5 Basic data manipulation
Learning objectives
- Learn how to read/write data to/from files with different formats (.tsv, .csv)
- Familiarize with basic operations of data frames
- Index and subset data frames using base R functions
- Manipulate specific data frame columns
- Joining by columns and rows
For this section we will use the package gapminder
that we installed earlier.
## [1] 1704 6
View the data frame
## Min. 1st Qu. Median Mean 3rd Qu. Max.
## 23.60 48.20 60.71 59.47 70.85 82.60
5.1 Reading/writing data
5.1.1 Text files
Writing tables to a file using write.table()
aust <- gapminder[gapminder$country == "Australia",]
write.table(aust,
file="../data/gapminder_australia.csv",
sep=",")
Other functions to write to a file
africa<-gapminder[gapminder$continent=="Africa",]

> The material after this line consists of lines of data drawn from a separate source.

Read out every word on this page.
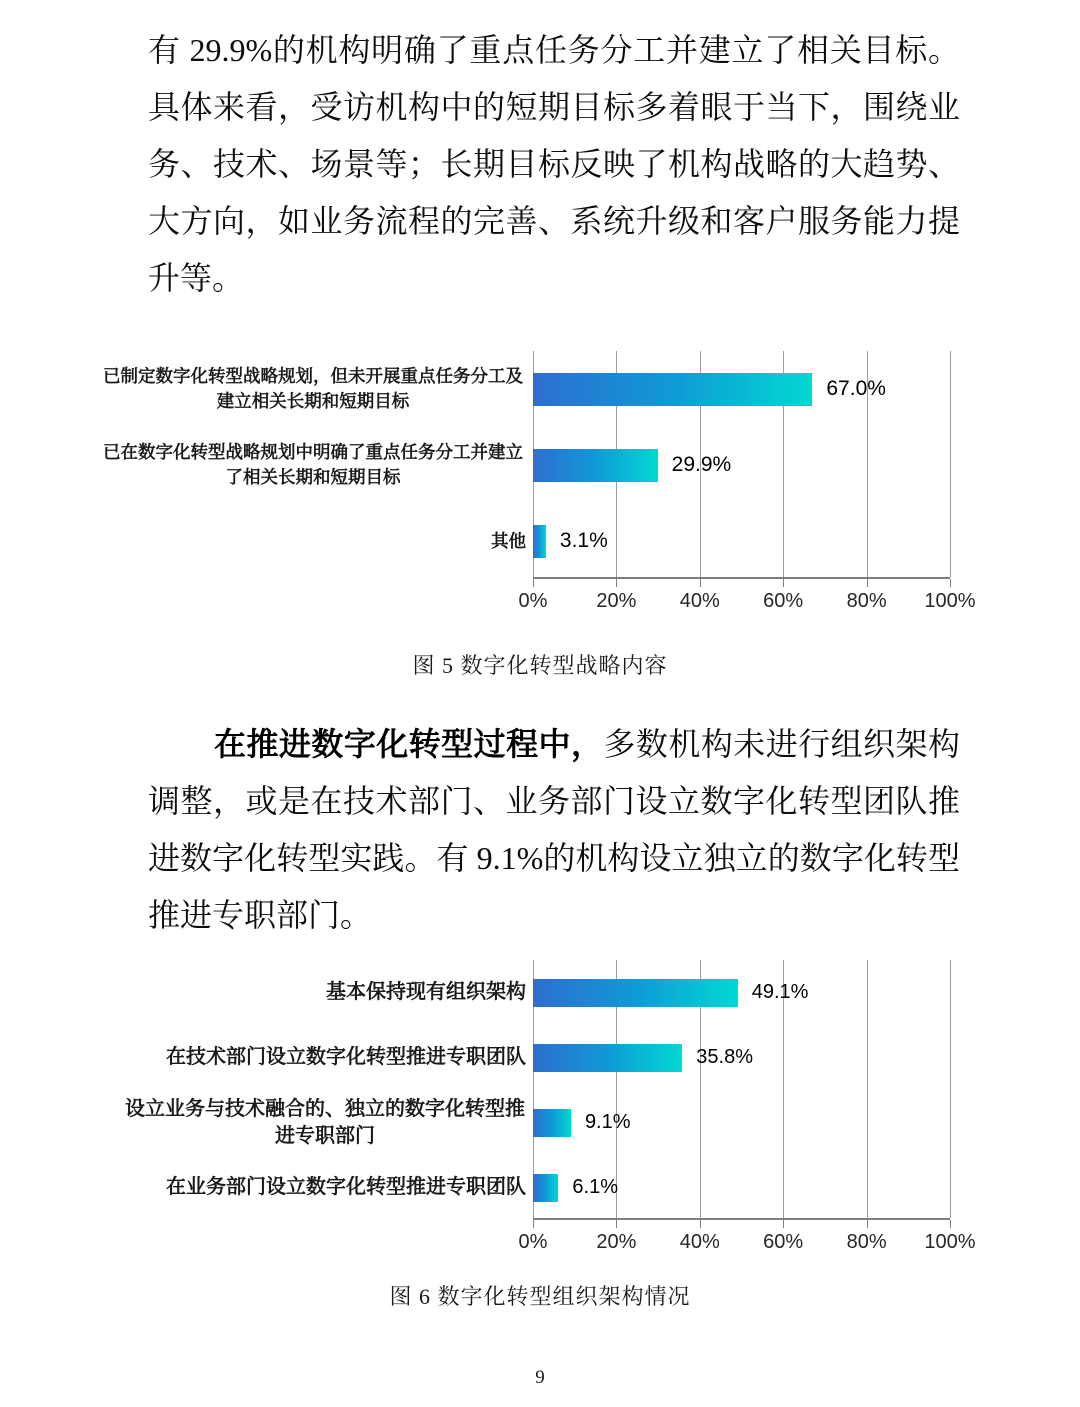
有 29.9%的机构明确了重点任务分工并建立了相关目标。具体来看，受访机构中的短期目标多着眼于当下，围绕业务、技术、场景等；长期目标反映了机构战略的大趋势、大方向，如业务流程的完善、系统升级和客户服务能力提升等。

已制定数字化转型战略规划，但未开展重点任务分工及建立相关长期和短期目标
已在数字化转型战略规划中明确了重点任务分工并建立了相关长期和短期目标
其他
67.0%
29.9%
3.1%
0% 20% 40% 60% 80% 100%
图 5 数字化转型战略内容

在推进数字化转型过程中，多数机构未进行组织架构调整，或是在技术部门、业务部门设立数字化转型团队推进数字化转型实践。有 9.1%的机构设立独立的数字化转型推进专职部门。

基本保持现有组织架构
在技术部门设立数字化转型推进专职团队
设立业务与技术融合的、独立的数字化转型推进专职部门
在业务部门设立数字化转型推进专职团队
49.1%
35.8%
9.1%
6.1%
0% 20% 40% 60% 80% 100%
图 6 数字化转型组织架构情况
9
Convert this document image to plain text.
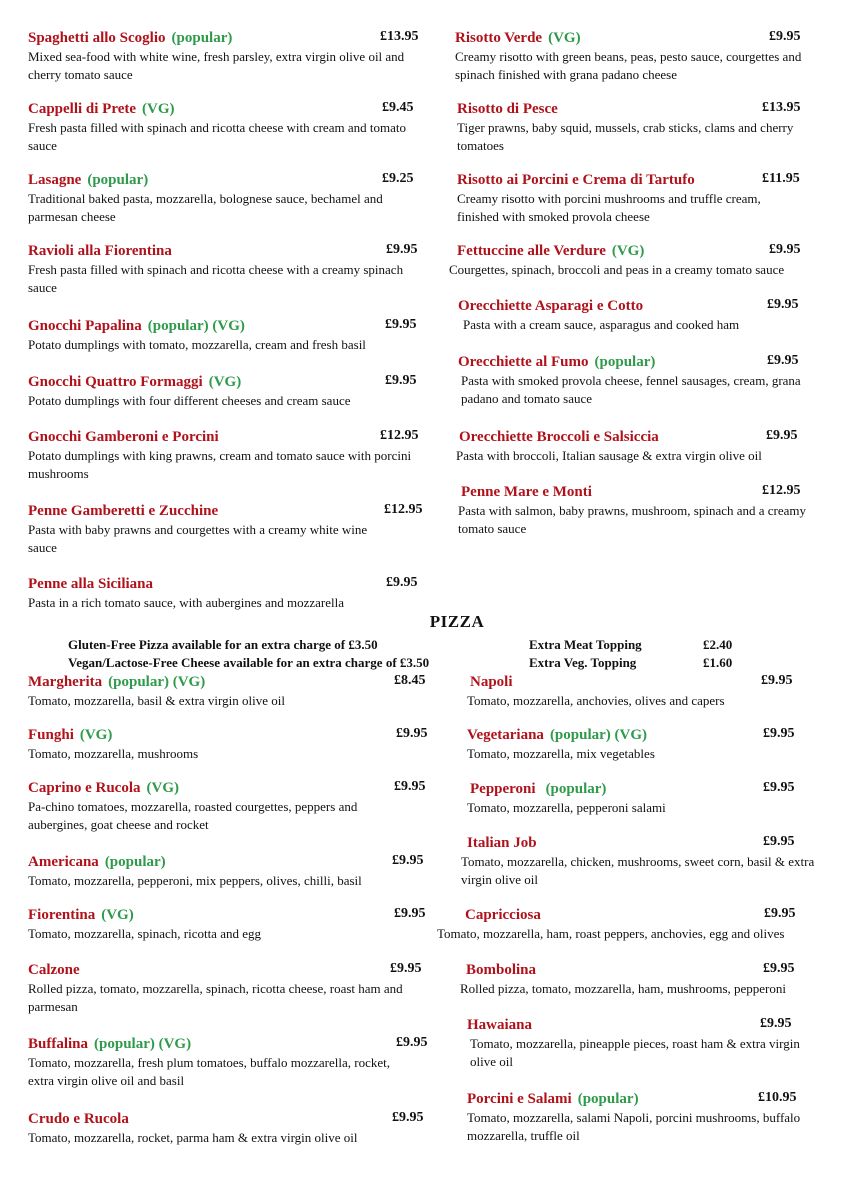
Spaghetti allo Scoglio (popular)	£13.95
Mixed sea-food with white wine, fresh parsley, extra virgin olive oil and cherry tomato sauce
Cappelli di Prete (VG)	£9.45
Fresh pasta filled with spinach and ricotta cheese with cream and tomato sauce
Lasagne (popular)	£9.25
Traditional baked pasta, mozzarella, bolognese sauce, bechamel and parmesan cheese
Ravioli alla Fiorentina	£9.95
Fresh pasta filled with spinach and ricotta cheese with a creamy spinach sauce
Gnocchi Papalina (popular) (VG)	£9.95
Potato dumplings with tomato, mozzarella, cream and fresh basil
Gnocchi Quattro Formaggi (VG)	£9.95
Potato dumplings with four different cheeses and cream sauce
Gnocchi Gamberoni e Porcini	£12.95
Potato dumplings with king prawns, cream and tomato sauce with porcini mushrooms
Penne Gamberetti e Zucchine	£12.95
Pasta with baby prawns and courgettes with a creamy white wine sauce
Penne alla Siciliana	£9.95
Pasta in a rich tomato sauce, with aubergines and mozzarella
Risotto Verde (VG)	£9.95
Creamy risotto with green beans, peas, pesto sauce, courgettes and spinach finished with grana padano cheese
Risotto di Pesce	£13.95
Tiger prawns, baby squid, mussels, crab sticks, clams and cherry tomatoes
Risotto ai Porcini e Crema di Tartufo	£11.95
Creamy risotto with porcini mushrooms and truffle cream, finished with smoked provola cheese
Fettuccine alle Verdure (VG)	£9.95
Courgettes, spinach, broccoli and peas in a creamy tomato sauce
Orecchiette Asparagi e Cotto	£9.95
Pasta with a cream sauce, asparagus and cooked ham
Orecchiette al Fumo (popular)	£9.95
Pasta with smoked provola cheese, fennel sausages, cream, grana padano and tomato sauce
Orecchiette Broccoli e Salsiccia	£9.95
Pasta with broccoli, Italian sausage & extra virgin olive oil
Penne Mare e Monti	£12.95
Pasta with salmon, baby prawns, mushroom, spinach and a creamy tomato sauce
PIZZA
Gluten-Free Pizza available for an extra charge of £3.50
Vegan/Lactose-Free Cheese available for an extra charge of £3.50
Extra Meat Topping	£2.40
Extra Veg. Topping	£1.60
Margherita (popular) (VG)	£8.45
Tomato, mozzarella, basil & extra virgin olive oil
Funghi (VG)	£9.95
Tomato, mozzarella, mushrooms
Caprino e Rucola (VG)	£9.95
Pa-chino tomatoes, mozzarella, roasted courgettes, peppers and aubergines, goat cheese and rocket
Americana (popular)	£9.95
Tomato, mozzarella, pepperoni, mix peppers, olives, chilli, basil
Fiorentina (VG)	£9.95
Tomato, mozzarella, spinach, ricotta and egg
Calzone	£9.95
Rolled pizza, tomato, mozzarella, spinach, ricotta cheese, roast ham and parmesan
Buffalina (popular) (VG)	£9.95
Tomato, mozzarella, fresh plum tomatoes, buffalo mozzarella, rocket, extra virgin olive oil and basil
Crudo e Rucola	£9.95
Tomato, mozzarella, rocket, parma ham & extra virgin olive oil
Napoli	£9.95
Tomato, mozzarella, anchovies, olives and capers
Vegetariana (popular) (VG)	£9.95
Tomato, mozzarella, mix vegetables
Pepperoni (popular)	£9.95
Tomato, mozzarella, pepperoni salami
Italian Job	£9.95
Tomato, mozzarella, chicken, mushrooms, sweet corn, basil & extra virgin olive oil
Capricciosa	£9.95
Tomato, mozzarella, ham, roast peppers, anchovies, egg and olives
Bombolina	£9.95
Rolled pizza, tomato, mozzarella, ham, mushrooms, pepperoni
Hawaiana	£9.95
Tomato, mozzarella, pineapple pieces, roast ham & extra virgin olive oil
Porcini e Salami (popular)	£10.95
Tomato, mozzarella, salami Napoli, porcini mushrooms, buffalo mozzarella, truffle oil
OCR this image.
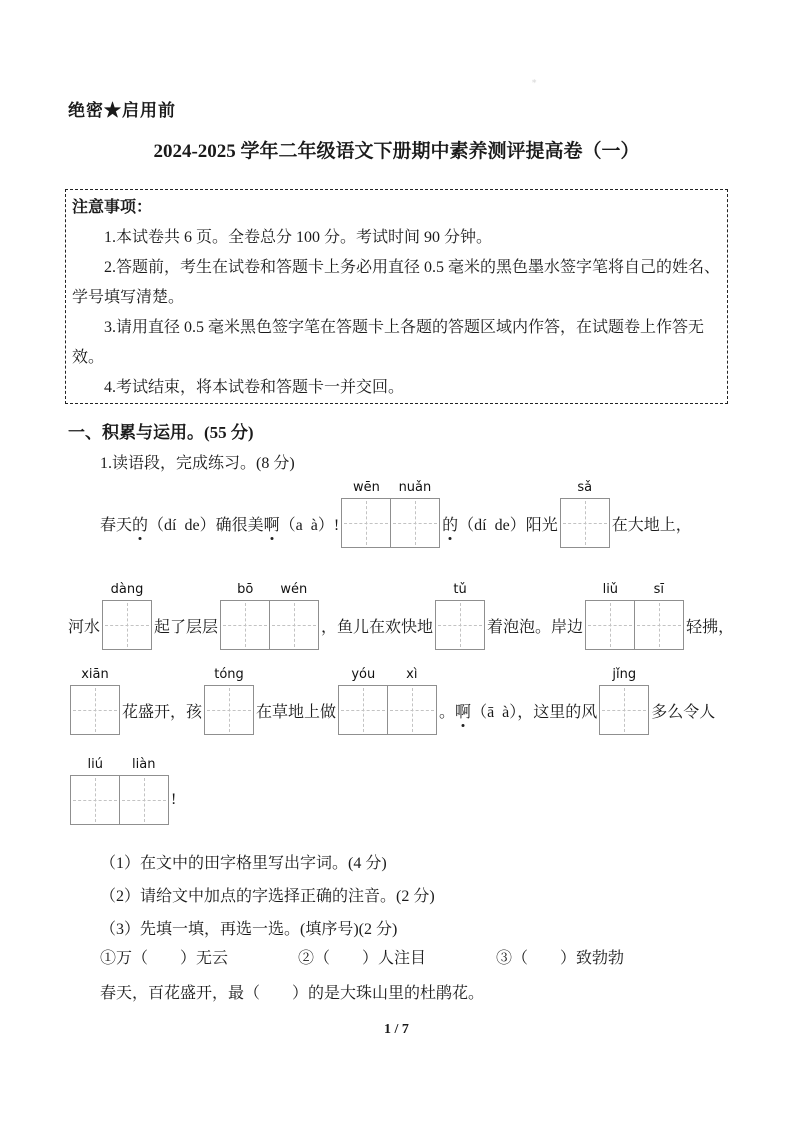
∗
绝密★启用前
2024-2025 学年二年级语文下册期中素养测评提高卷（一）

注意事项：

1.本试卷共 6 页。全卷总分 100 分。考试时间 90 分钟。

2.答题前，考生在试卷和答题卡上务必用直径 0.5 毫米的黑色墨水签字笔将自己的姓名、学号填写清楚。

3.请用直径 0.5 毫米黑色签字笔在答题卡上各题的答题区域内作答，在试题卷上作答无效。

4.考试结束，将本试卷和答题卡一并交回。

一、积累与运用。(55 分)
1.读语段，完成练习。(8 分)
春天 的 （dí  de）确很美 啊 （a  à）!
wēn	nuǎn
的 （dí  de）阳光
sǎ
在大地上，
河水
dàng
起了层层
bō	wén
，鱼儿在欢快地
tǔ
着泡泡。岸边
liǔ	sī
轻拂，
xiān
花盛开，孩
tóng
在草地上做
yóu	xì
。 啊 （ā  à），这里的风
jǐng
多么令人
liú	liàn
!

（1）在文中的田字格里写出字词。(4 分)

（2）请给文中加点的字选择正确的注音。(2 分)

（3）先填一填，再选一选。(填序号)(2 分)

①万（　　）无云	②（　　）人注目	③（　　）致勃勃
春天，百花盛开，最（　　）的是大珠山里的杜鹃花。
1 / 7
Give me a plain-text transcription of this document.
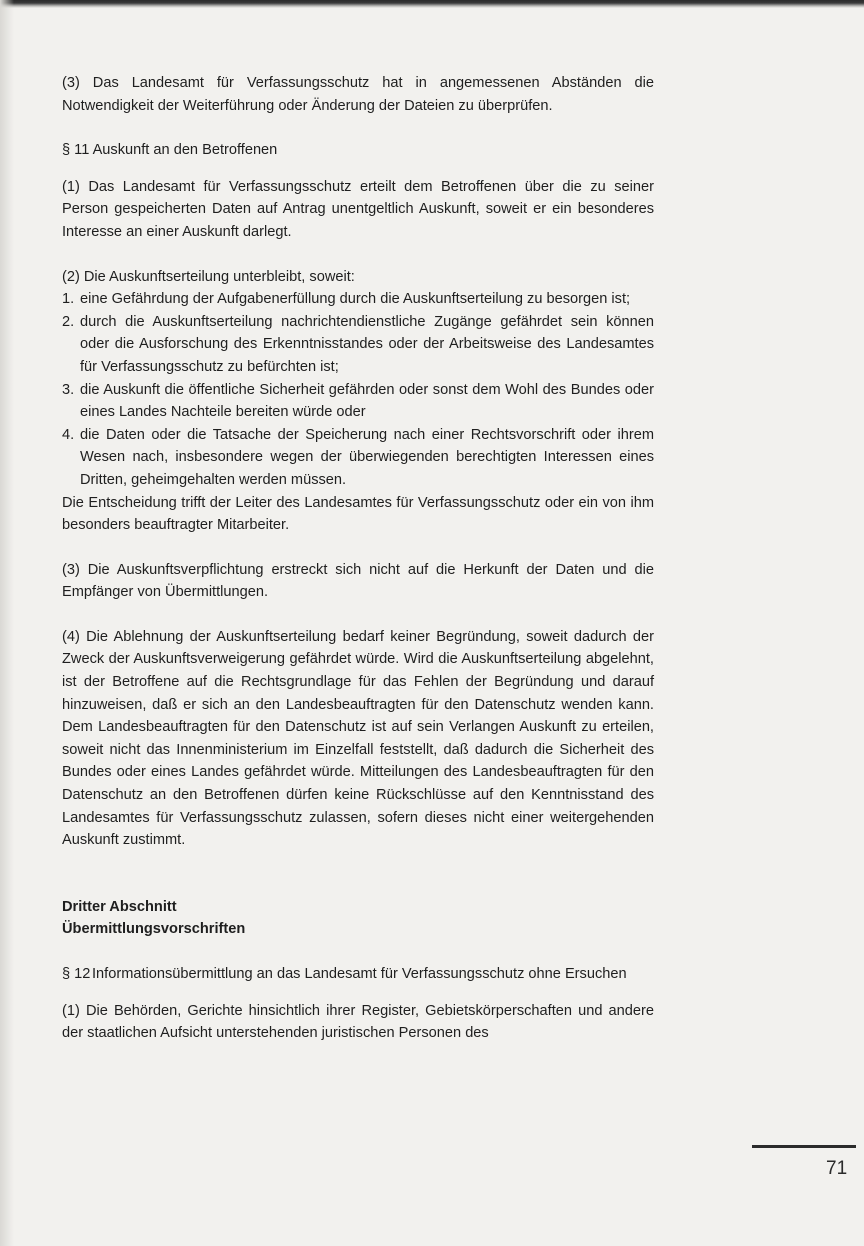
(3) Das Landesamt für Verfassungsschutz hat in angemessenen Abständen die Notwendigkeit der Weiterführung oder Änderung der Dateien zu überprüfen.

§ 11 Auskunft an den Betroffenen

(1) Das Landesamt für Verfassungsschutz erteilt dem Betroffenen über die zu seiner Person gespeicherten Daten auf Antrag unentgeltlich Auskunft, soweit er ein besonderes Interesse an einer Auskunft darlegt.

(2) Die Auskunftserteilung unterbleibt, soweit:

1. eine Gefährdung der Aufgabenerfüllung durch die Auskunftserteilung zu besorgen ist;
2. durch die Auskunftserteilung nachrichtendienstliche Zugänge gefährdet sein können oder die Ausforschung des Erkenntnisstandes oder der Arbeitsweise des Landesamtes für Verfassungsschutz zu befürchten ist;
3. die Auskunft die öffentliche Sicherheit gefährden oder sonst dem Wohl des Bundes oder eines Landes Nachteile bereiten würde oder
4. die Daten oder die Tatsache der Speicherung nach einer Rechtsvorschrift oder ihrem Wesen nach, insbesondere wegen der überwiegenden berechtigten Interessen eines Dritten, geheimgehalten werden müssen.

Die Entscheidung trifft der Leiter des Landesamtes für Verfassungsschutz oder ein von ihm besonders beauftragter Mitarbeiter.

(3) Die Auskunftsverpflichtung erstreckt sich nicht auf die Herkunft der Daten und die Empfänger von Übermittlungen.

(4) Die Ablehnung der Auskunftserteilung bedarf keiner Begründung, soweit dadurch der Zweck der Auskunftsverweigerung gefährdet würde. Wird die Auskunftserteilung abgelehnt, ist der Betroffene auf die Rechtsgrundlage für das Fehlen der Begründung und darauf hinzuweisen, daß er sich an den Landesbeauftragten für den Datenschutz wenden kann. Dem Landesbeauftragten für den Datenschutz ist auf sein Verlangen Auskunft zu erteilen, soweit nicht das Innenministerium im Einzelfall feststellt, daß dadurch die Sicherheit des Bundes oder eines Landes gefährdet würde. Mitteilungen des Landesbeauftragten für den Datenschutz an den Betroffenen dürfen keine Rückschlüsse auf den Kenntnisstand des Landesamtes für Verfassungsschutz zulassen, sofern dieses nicht einer weitergehenden Auskunft zustimmt.

Dritter Abschnitt

Übermittlungsvorschriften

§ 12 Informationsübermittlung an das Landesamt für Verfassungsschutz ohne Ersuchen

(1) Die Behörden, Gerichte hinsichtlich ihrer Register, Gebietskörperschaften und andere der staatlichen Aufsicht unterstehenden juristischen Personen des

71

write.csv(gapminder[gapminder$continent=="Africa",],
file = "../data/gapminder_africa.csv",
row.names = FALSE)
class(africa$continent)
## [1] "factor"
Reading data from a file
## [1] "character"
## country continent year lifeExp pop gdpPercap
## 1 Algeria Africa 1952 43.077 9279525 2449.008
## 2 Algeria Africa 1957 45.685 10270856 3013.976
## 3 Algeria Africa 1962 48.303 11000948 2550.817
## 4 Algeria Africa 1967 51.407 12760499 3246.992
## 5 Algeria Africa 1972 54.518 14760787 4182.664
## 6 Algeria Africa 1977 58.014 17152804 4910.417
africa<-read.table("../data/gapminder_africa.csv",sep = ",",header = T,stringsAsFactors = T)
class(africa$continent)
## [1] "factor"
5.2 Exploring data frames
5.2.1 Adding columns and rows
Individually adding columns
mean_children <- sample(1:10,nrow(aust),replace = TRUE)
aust$mean_children <- mean_children
#head(aust)
aust$GDP <- aust$pop * aust$gdpPercap
head(aust)
## # A tibble: 6 × 8
## country continent year lifeExp pop gdpPercap mean_children GDP
## <fct> <fct> <int> <dbl> <int> <dbl> <int> <dbl>
## 1 Australia Oceania 1952 69.1 8691212 10040. 8 87256254102.
## 2 Australia Oceania 1957 70.3 9712569 10950. 10 106349227169.
## 3 Australia Oceania 1962 70.9 10794968 12217. 8 131884573002.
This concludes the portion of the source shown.